Dans nos territoires, tout cela va encore de soi. Il y a encore beaucoup de générosité et de bon sens un peu partout. Nos relations sont basées sur la confiance, bien plus que sur la défiance. Quand de nombreuses personnes cherchent à savoir qui est responsable des incendies, d’autres se disent : « Quand et comment je peux aider ? »
La solidarité, c’est l’autre nom de la fraternité !
G. C. : Depuis quelques jours, les médias bruissent de cette « sobriété énergétique » que nous recommandent – avant de nous l’imposer ? – ceux qui nous dirigent. Est-elle un sujet d’inquiétude pour le monde rural ?
Y. d’A. : Bien sûr. Nous sommes en première ligne.
Par nécessité, nous avons plus de voitures par foyer que dans les zones urbaines. En 2017, l’INSEE avait établi que le budget annuel consacré aux carburants atteignait 1.550 euros par an pour un ménage habitant en zone rurale, contre 650 euros en région parisienne. C’était bien avant toutes les vagues de hausse des prix que nous avons connues depuis. Aujourd’hui, il doit se situer autour de 2.000 à 2.200 euros.

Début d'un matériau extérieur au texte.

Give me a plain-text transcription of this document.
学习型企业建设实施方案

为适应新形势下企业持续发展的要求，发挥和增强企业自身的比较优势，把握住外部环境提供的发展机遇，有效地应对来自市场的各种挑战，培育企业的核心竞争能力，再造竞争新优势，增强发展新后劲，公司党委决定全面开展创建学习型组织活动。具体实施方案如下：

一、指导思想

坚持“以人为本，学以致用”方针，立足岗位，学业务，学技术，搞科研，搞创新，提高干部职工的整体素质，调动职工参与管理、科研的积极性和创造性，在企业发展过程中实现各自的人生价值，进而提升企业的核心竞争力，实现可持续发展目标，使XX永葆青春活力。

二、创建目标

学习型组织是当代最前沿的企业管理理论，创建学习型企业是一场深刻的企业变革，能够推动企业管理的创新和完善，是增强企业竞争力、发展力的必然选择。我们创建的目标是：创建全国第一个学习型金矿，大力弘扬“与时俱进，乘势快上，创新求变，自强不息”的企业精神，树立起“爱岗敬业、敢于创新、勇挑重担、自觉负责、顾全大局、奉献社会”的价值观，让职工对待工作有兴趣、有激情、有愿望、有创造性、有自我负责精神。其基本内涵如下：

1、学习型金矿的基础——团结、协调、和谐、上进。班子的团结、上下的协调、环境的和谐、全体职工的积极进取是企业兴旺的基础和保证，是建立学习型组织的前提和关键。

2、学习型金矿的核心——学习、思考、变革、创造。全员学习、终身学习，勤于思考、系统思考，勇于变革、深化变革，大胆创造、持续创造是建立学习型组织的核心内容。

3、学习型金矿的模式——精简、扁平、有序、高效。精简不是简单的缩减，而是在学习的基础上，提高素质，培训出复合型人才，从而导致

Nous avons plus d’habitat individuel. L’habitat est diffus. Nos logements sont plus grands que dans les zones urbaines. Dans une note publiée en décembre 2021, l’INSEE expliquait que « les habitants des zones rurales ont des dépenses énergétiques beaucoup plus importantes que les citadins ».
Sur la base des travaux de l’INSEE, dans une tribune publiée début 2021, j’estimais que le surcoût énergie pour un foyer en commune rurale est de 400 € sur l’année ! Qu’en est-il aujourd’hui ? Sans doute a-t-il quasiment doublé.
Or, nos revenus sont plus bas qu’en zone urbaine. Si nos revenus ne changent pas, si l’énergie continue d’augmenter, nous n’aurons d’autre choix que la sobriété énergétique. Mais pour nombre d’habitants du monde rural, cette sobriété est déjà de mise. Pour un nombre grandissant d’habitants des zones rurales, on ne parle plus de sobriété mais de précarité énergétique.
À court terme, il faut trouver des solutions pour permettre à chacun d’équilibrer son budget familial. Plutôt que verser des chèques, des primes, d’imaginer des tarifs d’accès à l’énergie différenciés… il faut revoir le système des allocations devenu très complexe (nous avons plus de 50 dispositifs !), le simplifier et l’adapter au contexte.
À moyen et long terme il faut repenser notre aménagement du territoire, rapprocher les bassins de vie des bassins d’emploi, mettre fin aux déserts de services publics, équiper les villes moyennes. J’avais signé une tribune collective sur ce sujet en 2020.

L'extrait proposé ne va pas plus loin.